A compliant sector is the only way the Jamaican Government will be able to lobby effectively for the group in talks related to correspondent banking challenges with local and international banks, George reasoned.

Not strict enough

His comments built on his address to the gaming summit last week, where the JGA chairman was critical of the BGLC for not being strict enough with gaming companies.

"The regulator has not done a good job of having the level concrete discussion to make sure we know where we are heading and what the issues are," George told the conference.

"Gone are the days when the BGLC, because of their desire to facilitate the growth of the industry, can allow things to slip ... though their intentions are noble," he said.

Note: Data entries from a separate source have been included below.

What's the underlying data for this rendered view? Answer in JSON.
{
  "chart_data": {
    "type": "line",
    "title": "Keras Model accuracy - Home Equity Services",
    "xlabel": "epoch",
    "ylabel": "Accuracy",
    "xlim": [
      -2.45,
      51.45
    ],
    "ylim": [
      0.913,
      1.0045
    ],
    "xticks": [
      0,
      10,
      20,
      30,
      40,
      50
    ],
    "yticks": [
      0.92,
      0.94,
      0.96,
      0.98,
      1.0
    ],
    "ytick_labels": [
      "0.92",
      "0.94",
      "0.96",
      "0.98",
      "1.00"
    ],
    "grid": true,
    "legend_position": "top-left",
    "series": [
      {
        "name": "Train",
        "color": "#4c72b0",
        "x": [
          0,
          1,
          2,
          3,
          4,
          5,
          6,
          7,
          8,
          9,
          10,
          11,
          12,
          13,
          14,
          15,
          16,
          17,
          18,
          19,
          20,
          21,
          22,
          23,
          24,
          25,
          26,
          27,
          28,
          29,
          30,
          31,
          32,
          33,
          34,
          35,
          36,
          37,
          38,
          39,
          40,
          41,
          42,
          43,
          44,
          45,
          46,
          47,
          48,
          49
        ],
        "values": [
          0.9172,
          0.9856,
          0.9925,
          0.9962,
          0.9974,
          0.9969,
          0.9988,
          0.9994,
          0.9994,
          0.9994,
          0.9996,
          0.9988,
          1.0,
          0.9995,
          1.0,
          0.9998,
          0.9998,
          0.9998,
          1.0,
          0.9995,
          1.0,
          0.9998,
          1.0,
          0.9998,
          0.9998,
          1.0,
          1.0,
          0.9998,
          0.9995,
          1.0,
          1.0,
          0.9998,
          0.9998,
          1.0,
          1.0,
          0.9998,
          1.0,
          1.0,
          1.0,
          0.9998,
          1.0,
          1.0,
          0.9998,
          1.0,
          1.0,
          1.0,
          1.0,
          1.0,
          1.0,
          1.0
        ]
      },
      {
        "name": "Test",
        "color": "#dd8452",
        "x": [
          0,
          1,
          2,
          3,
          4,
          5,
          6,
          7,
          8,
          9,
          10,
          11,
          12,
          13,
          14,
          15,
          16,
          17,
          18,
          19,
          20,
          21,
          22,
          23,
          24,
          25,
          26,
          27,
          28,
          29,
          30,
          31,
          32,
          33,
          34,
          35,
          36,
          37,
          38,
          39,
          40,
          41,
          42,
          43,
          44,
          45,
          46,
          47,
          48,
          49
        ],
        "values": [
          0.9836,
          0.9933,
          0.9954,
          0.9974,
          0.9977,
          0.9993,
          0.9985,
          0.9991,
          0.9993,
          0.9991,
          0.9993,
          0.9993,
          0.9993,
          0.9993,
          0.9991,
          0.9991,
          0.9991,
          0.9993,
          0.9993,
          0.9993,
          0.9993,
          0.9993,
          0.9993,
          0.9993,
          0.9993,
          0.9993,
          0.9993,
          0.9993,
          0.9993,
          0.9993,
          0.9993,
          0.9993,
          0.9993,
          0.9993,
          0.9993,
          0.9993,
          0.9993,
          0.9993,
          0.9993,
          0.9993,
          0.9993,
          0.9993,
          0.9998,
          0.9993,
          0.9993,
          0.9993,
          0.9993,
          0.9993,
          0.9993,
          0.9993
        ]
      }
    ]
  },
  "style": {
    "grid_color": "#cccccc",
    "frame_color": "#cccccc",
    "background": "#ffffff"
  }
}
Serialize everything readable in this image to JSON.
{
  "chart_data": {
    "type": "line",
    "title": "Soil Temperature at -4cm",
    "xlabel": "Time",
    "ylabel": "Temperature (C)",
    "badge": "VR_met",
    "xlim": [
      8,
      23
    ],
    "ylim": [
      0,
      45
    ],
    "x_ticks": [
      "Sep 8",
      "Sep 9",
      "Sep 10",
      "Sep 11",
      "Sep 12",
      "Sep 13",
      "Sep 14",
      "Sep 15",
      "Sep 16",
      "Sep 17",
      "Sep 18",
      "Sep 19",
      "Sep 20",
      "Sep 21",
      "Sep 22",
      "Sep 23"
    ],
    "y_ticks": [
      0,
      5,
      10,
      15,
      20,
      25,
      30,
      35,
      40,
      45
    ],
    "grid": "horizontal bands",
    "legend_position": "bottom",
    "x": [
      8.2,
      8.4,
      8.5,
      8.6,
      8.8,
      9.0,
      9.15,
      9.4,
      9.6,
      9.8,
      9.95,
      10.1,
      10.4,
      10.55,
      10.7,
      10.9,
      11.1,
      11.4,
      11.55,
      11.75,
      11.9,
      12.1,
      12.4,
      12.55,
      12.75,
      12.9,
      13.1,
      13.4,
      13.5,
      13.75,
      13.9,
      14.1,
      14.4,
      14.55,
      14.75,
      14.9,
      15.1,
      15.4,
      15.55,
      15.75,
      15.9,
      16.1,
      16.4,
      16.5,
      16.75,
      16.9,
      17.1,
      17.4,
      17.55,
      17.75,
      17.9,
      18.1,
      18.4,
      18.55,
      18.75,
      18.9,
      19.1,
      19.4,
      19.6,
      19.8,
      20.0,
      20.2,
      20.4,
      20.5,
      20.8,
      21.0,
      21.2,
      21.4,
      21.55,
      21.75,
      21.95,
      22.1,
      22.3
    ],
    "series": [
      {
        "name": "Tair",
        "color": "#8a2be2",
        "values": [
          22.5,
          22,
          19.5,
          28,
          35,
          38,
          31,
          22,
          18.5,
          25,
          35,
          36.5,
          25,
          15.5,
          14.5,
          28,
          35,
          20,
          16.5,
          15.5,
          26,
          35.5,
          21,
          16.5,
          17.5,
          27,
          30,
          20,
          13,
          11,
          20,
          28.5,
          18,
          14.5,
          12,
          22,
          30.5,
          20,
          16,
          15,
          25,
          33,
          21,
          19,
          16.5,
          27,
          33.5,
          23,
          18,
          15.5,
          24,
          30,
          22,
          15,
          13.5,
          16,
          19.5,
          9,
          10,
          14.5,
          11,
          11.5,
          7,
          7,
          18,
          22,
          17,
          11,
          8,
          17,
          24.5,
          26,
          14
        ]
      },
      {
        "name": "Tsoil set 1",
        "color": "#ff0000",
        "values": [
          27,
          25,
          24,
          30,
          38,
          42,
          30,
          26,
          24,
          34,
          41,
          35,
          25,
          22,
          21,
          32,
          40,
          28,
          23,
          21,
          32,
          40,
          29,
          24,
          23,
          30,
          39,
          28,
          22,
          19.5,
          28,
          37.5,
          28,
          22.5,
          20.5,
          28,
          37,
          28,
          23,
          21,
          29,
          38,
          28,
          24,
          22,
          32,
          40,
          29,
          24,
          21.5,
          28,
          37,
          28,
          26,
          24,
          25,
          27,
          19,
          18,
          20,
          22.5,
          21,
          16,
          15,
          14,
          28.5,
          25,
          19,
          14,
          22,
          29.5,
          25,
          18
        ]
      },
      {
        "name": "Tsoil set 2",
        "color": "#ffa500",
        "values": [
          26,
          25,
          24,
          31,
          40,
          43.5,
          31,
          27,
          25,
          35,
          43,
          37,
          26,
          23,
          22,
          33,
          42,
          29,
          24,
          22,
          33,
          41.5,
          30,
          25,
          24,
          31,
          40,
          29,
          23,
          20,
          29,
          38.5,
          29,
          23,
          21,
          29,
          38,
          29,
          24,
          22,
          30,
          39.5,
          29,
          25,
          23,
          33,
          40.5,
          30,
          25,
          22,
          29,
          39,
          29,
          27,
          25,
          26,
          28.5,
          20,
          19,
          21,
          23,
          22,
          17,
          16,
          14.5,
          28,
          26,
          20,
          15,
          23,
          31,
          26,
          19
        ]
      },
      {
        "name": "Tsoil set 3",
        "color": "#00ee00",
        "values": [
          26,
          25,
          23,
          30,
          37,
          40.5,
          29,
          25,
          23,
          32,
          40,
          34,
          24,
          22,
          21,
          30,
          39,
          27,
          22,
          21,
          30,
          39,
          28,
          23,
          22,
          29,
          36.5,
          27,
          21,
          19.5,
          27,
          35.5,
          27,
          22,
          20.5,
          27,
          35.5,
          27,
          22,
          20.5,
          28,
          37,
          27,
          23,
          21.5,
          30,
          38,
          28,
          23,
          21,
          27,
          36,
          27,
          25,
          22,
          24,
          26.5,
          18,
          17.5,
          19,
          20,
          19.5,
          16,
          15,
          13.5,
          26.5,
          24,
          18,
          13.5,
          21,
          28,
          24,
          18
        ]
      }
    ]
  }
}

Macau opened its doors in 2012 and had been banking with Scotiabank since inception, the managers said, and were not expecting to be turfed by the Canada-owned bank. Scotia Group Jamaica was reached but had not commented up to press time.

Macau has since found another banker but is decrying the wave of challenges affecting local lounges, which do heavy money transactions.

"We were basically advised that they weren't comfortable with us and our policies," Mignott said, while noting that Macau was in compliance with industry regulations overseen by the Betting, Gaming and Lotteries Commission.

Another gaming operator told the Financial Gleaner that their challenge rests with the limits on the amount of cash they can lodge to their bank account, saying their intake sometimes exceeds the regulatory cap.

BGLC director of legal services, Karla Small Dwyer, said the regulatory agency has received anecdotal reports of bank account closures within the gaming sector "and we know that this is going to be a continuing issue".

"We have been getting reports from the licensees - if their accounts haven't been closed, they are having other challenges," added acting executive director of the BGLC, Carole Martinez-Johnson.

Strengthen money-laundering policies

Gaming operators have reported challenges maintaining accounts "just to pay regular bills," Martinez-Johnson said.

The regulator is urging operators to ensure their anti-money laundering policies are robust and in effect, and vetted by the BGLC.

"They need to work earnestly because if they can demonstrate that they are putting in the right infrastructure, the pushback from the banks might be a little less," said Martinez-Johnson.

The BGLC previously set a September month-end deadline, today, for gaming lounges to be audited.

With banks themselves needing to ensure they are compliant with anti-money laundering policies, Martinez-Johnson noted the all-encompassing negative effect of de-risking, saying the banks themselves are losing customers.

The onus is therefore on everyone to be compliant for the benefit of the overall financial sector, she said.

"In the long run, it will actually work for them (the lounges). It's really a culture change for them, and policies they have to put in place will benefit their organisation in the end," added Dwyer, the legal director.

Jamaica has been experiencing fallout from de-risking from around 2011 when local banks began shedding relations with money-services businesses to allay concerns of their foreign correspondent banking partners worried about exposure to money laundering.

Jamaica and its Caricom neighbours are tackling the issue on their own and as a bloc.

There is little indication that their outreach is holding sway.

"I have suggested to those larger overseas institutions who are heading in an exuberant way to de-risk - and in some cases, in a blind way - that the real risk is that we could end up having our economy grow even more informal," Minister Shaw said at the summit.